Строгость классицизма

Амайрани Грау
Классицизм я вообще-то не очень люблю, а предпочитаю всё же готику и барокко, но глядя на ровные линии регулярного парка и колонны храма, я могу легко воссоздать мрачность античной культуры. Вот совсем не кажется мне античность ни гуманистической и позитивной, ни солнечной, как принято её представлять в учебниках истории. Каким было это время, как мыслили и чувствовали люди тогда, мы не узнаем. Но вот у Шпенглера, например, описана довольно жуткая картина.

Захоронение – сожжение как полная ликвидация телесности. Математика – евклидова геометрия. То, что можно начертить и посчитать, никаких сверхскоростей и мозговых задвигов. А я, между прочим, не обладая точным складом ума, всегда любила математику, но не как технарь, свой человек в этой стране, а как турист-гуманитарий. Я восторгалась холодностью и красотой формул, этой нигде не существующей абстракции, которая прекрасна именно как нечто отвлечённое, непрактичное, незапятнанное физическим существованием. Через любые две точки можно провести прямую линию, и притом только одну. Красота минимализма этой прямой линии, которая может быть одна и только одна и холод одиночества этих двух точек, которые никогда не встретятся.

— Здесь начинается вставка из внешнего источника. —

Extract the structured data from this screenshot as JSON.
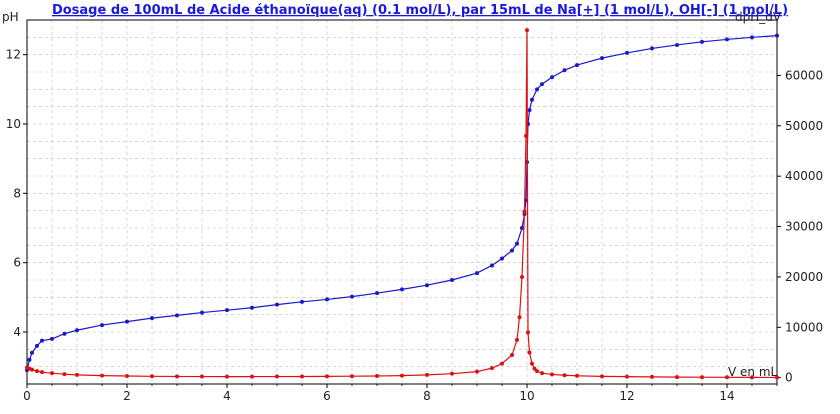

Античная архитектура и подражающий ей классицизм для меня - это не светлые статуи и лавровые листья «солнечной Италии» - это освещённое беспощадным светилом чёткое пространство, где правит форма, порядок, тело, единица, белое, жёлтое и чёрное.

Мрачность античности сквозит в рассказе Лавкрафта «Крысы в стенах». Её также хорошо уловили нацисты и попытались воссоздать её в своей эстетике – залитые всё тем же солнцем стадионы, стройные ряды спортсменов, и всё это осталось жестокой мечтой, мрачной сказкой.

А мне видится и другая сторона – усадьбы в стиле классицизма, но без толп туристов и при свете луны. То же самое, только совсем без жёлтого, но гораздо больше чёрного и белого. Нет, это не готика с бледными девами и белыми статуями в листве запущенного сада… это та же математическая стройность, колонны и деревья как ряды цифр, линии регулярного парка как чертёж.